I haven't actually filled out the return form yet - I don't know why I'm delaying it because I really can't keep it.

Still that frees up £100 to try to spend next week when Oxford Circus restocks.

Tuesday, May 02, 2006

Not so bad

Its funny how when you are really dreading something that it turns out not to be so bad afterall. The hen night, or pre-wedding party as she insisted on calling it, was actually quite a good night out. Japanese food still isn't my favourite - I love those little dumpling things, but I was physically unable to eat anymore of the tempura as I could feel my arteries hardening. And I won't be rushing back to K-Box for karaoke anytime soon, but it was certainly an interesting experience. It probably helped that there was someone there shyer than me - I didn't actually sing into the mike but I sang along with everyone else to a few songs (I wanna be adored, Hey Jude, My Way).

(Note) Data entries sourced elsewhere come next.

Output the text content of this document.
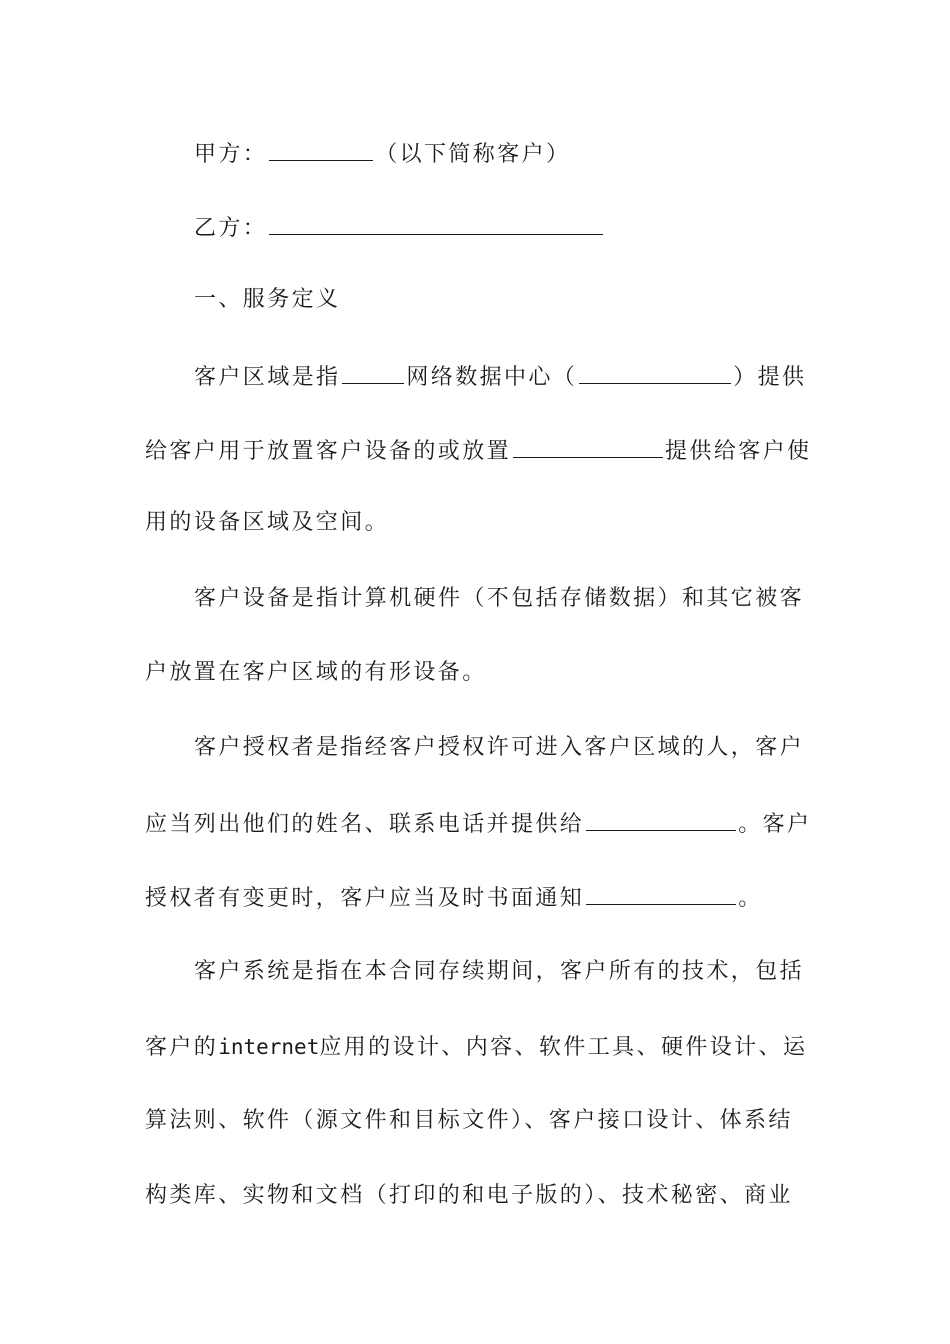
甲方：	（以下简称客户）
乙方：
一、服务定义
客户区域是指	网络数据中心（	）提供
给客户用于放置客户设备的或放置	提供给客户使
用的设备区域及空间。
客户设备是指计算机硬件（不包括存储数据）和其它被客
户放置在客户区域的有形设备。
客户授权者是指经客户授权许可进入客户区域的人，客户
应当列出他们的姓名、联系电话并提供给	。客户
授权者有变更时，客户应当及时书面通知	。
客户系统是指在本合同存续期间，客户所有的技术，包括
客户的internet应用的设计、内容、软件工具、硬件设计、运
算法则、软件（源文件和目标文件）、客户接口设计、体系结
构类库、实物和文档（打印的和电子版的）、技术秘密、商业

We then went to Don't You Want Me Baby. The ex-holiday rep caused a massive argument in the queue that resulted in 10 people being barred - she was in the right but I hate scenes & Jo was rather embarrassed too. The club itself really wasn't worth the effort - the floor was covered in broken glass & the music wasn't great. There were a few sleazy men in there - one who when it was obvious he wasn't getting anywhere with me said that all my friends danced as if they were from Essex. The Dutch girl kept claiming random men were the stripper, including one bloke who had such bad BO. At the end of the night he came over to Charlotte & I and asked who from our group had called him a tosser - diplomacy had left me by then so I replied 'It could have been anyone of us' and walked off.
I also managed to get the night bus home without having to wait ages or fall asleep en route & I arrived home rather sober - all in all a successfully night.